Applications welcome
The main emphasis at the moment is to get more people trained, vetted and certified as SC2ER facilitators, Love said. She reviews applications with several factors in mind. Among them, she said, is “experience with addressing racism among communities of color in general and anti-Black racism in particular,” she said.
“Other considerations include experiences within racial justice movements, advocacy, and activism participation. Local church contributions towards racial justice, such as leading or active participation in racial justice groups and organizations, are extremely important.”
She said trainees make commitments to:
- Study “critical race history and its impact on contemporary racism. A deep dive into critical race history informs SC2ER trainees how to feel the work, respond to acts of racism, reeducate others, and correct narratives that are specifically culture-centered.”

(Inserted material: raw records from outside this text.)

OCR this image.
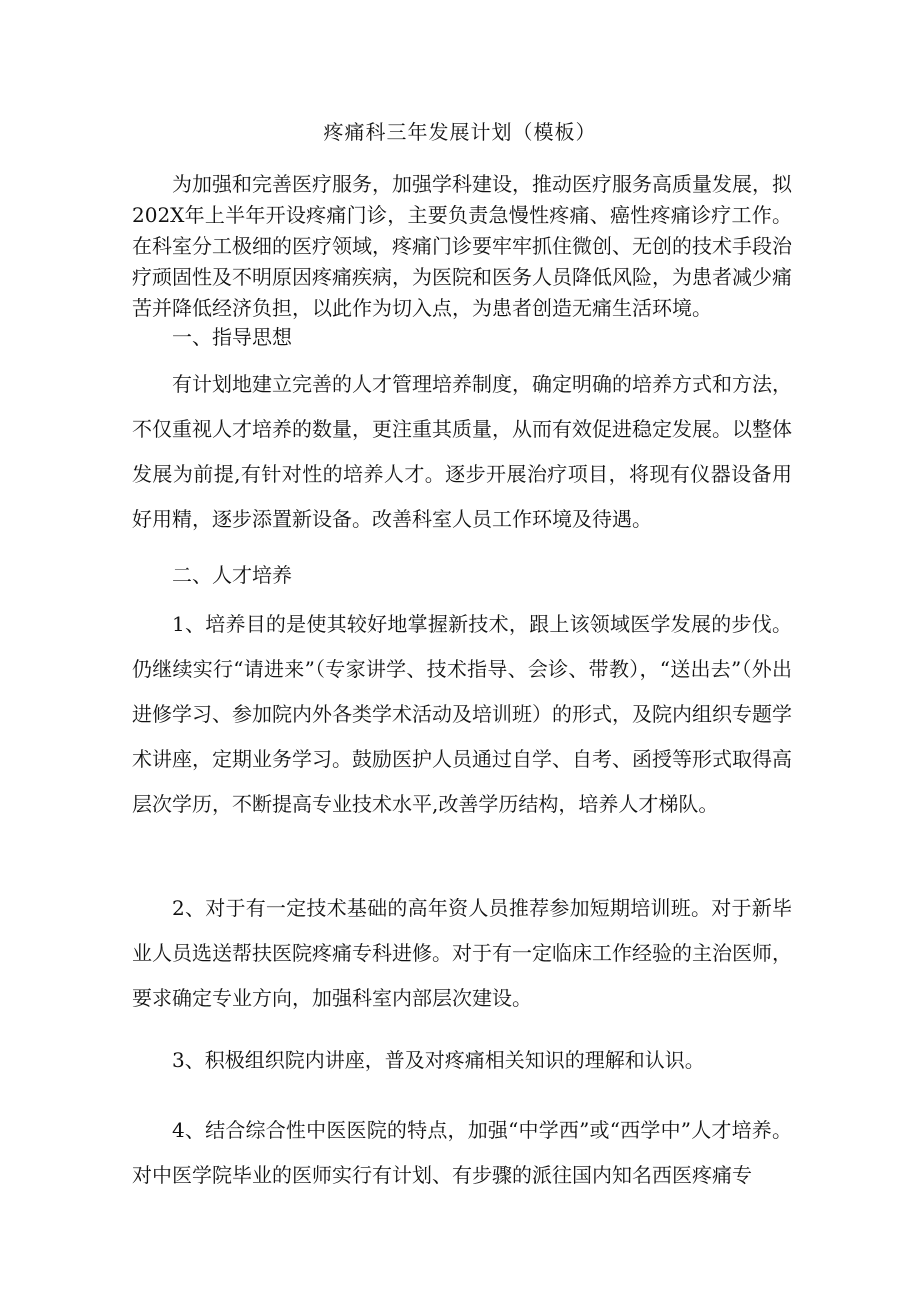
疼痛科三年发展计划（模板）

为加强和完善医疗服务，加强学科建设，推动医疗服务高质量发展，拟202X年上半年开设疼痛门诊，主要负责急慢性疼痛、癌性疼痛诊疗工作。在科室分工极细的医疗领域，疼痛门诊要牢牢抓住微创、无创的技术手段治疗顽固性及不明原因疼痛疾病，为医院和医务人员降低风险，为患者减少痛苦并降低经济负担，以此作为切入点，为患者创造无痛生活环境。

一、指导思想

有计划地建立完善的人才管理培养制度，确定明确的培养方式和方法，不仅重视人才培养的数量，更注重其质量，从而有效促进稳定发展。以整体发展为前提,有针对性的培养人才。逐步开展治疗项目，将现有仪器设备用好用精，逐步添置新设备。改善科室人员工作环境及待遇。

二、人才培养

1、培养目的是使其较好地掌握新技术，跟上该领域医学发展的步伐。仍继续实行“请进来”（专家讲学、技术指导、会诊、带教），“送出去”（外出进修学习、参加院内外各类学术活动及培训班）的形式，及院内组织专题学术讲座，定期业务学习。鼓励医护人员通过自学、自考、函授等形式取得高层次学历，不断提高专业技术水平,改善学历结构，培养人才梯队。

2、对于有一定技术基础的高年资人员推荐参加短期培训班。对于新毕业人员选送帮扶医院疼痛专科进修。对于有一定临床工作经验的主治医师，要求确定专业方向，加强科室内部层次建设。

3、积极组织院内讲座，普及对疼痛相关知识的理解和认识。

4、结合综合性中医医院的特点，加强“中学西”或“西学中”人才培养。对中医学院毕业的医师实行有计划、有步骤的派往国内知名西医疼痛专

- Embark “on a life-long restorative racial justice journey towards dismantling white supremacy ideology, colonialism, governmental policies, intentional violence against communities of color, and targeted abuses and murders of people of African descent.”
- Journey together “as a learning community.” “The goal is to remain actively engaged beyond the initial year of training,” Love said. “There are approximately 500-plus years to uncover, historical narratives to correct, and strategies to develop to address the reversal of civil and human rights for people of color in the U.S.”
A hundred people applied for the 2021 training cohort. Sixty of them are now taking the twice-monthly training workshops. Those who successfully complete the year will join an existing list of 34 trained in 2020 and nine trained in 2019.
‘Transformative vision’
The facilitators are helping to answer the demand for anti-racism education that boomed in 2020, after Floyd’s May 25 murder by then-Minneapolis Police Officer Derek Chauvin. Many of them assisted Love in leading a series of special five-week, online SC2ER “Institutes.” Offered quarterly from summer 2020 through the winter of 2021, the five-week intensives drew some 400 pastors and laypeople.
Those intensives have ended, but SC2ER offerings continue. Besides the two-day workshops, Love welcomes requests from local congregations and wider church bodies for specific SC2ER workshops and preaching engagements. Since 2017, dozens of them have been offered at:
- UCC local churches
- UCC Conference and Association annual meetings
- Ecumenical conferences
- National UCC board meetings
The point, Love said, is “to enter into dialogue, advocacy, and activism towards dismantling racism” — not as an end in itself, but as the beginning of a lifelong process. “Anti-racism work,” she said, “involves an inward interrogation of biases, prejudices, internalized white supremacy, internalized racism beliefs, and overt racist behaviors.”
That work is hard but rewarding, said the Rev. Clare Twomey, pastor of Vista Grande UCC, Colorado Springs, Colo. She took the facilitator training in 2019. “To be clear, it is the most difficult course of study in which I have ever participated,” she said — and, “it has been the most liberating.”
“Sacred Conversations is an unprecedented invitation to be part of a transformative vision whose goal is to eradicate racism,” Twomey said. The process, she said, “requires commitment to study, a listening heart, a desire to share what you’ve learned and an immense amount of humility. I promise you will never be the same.”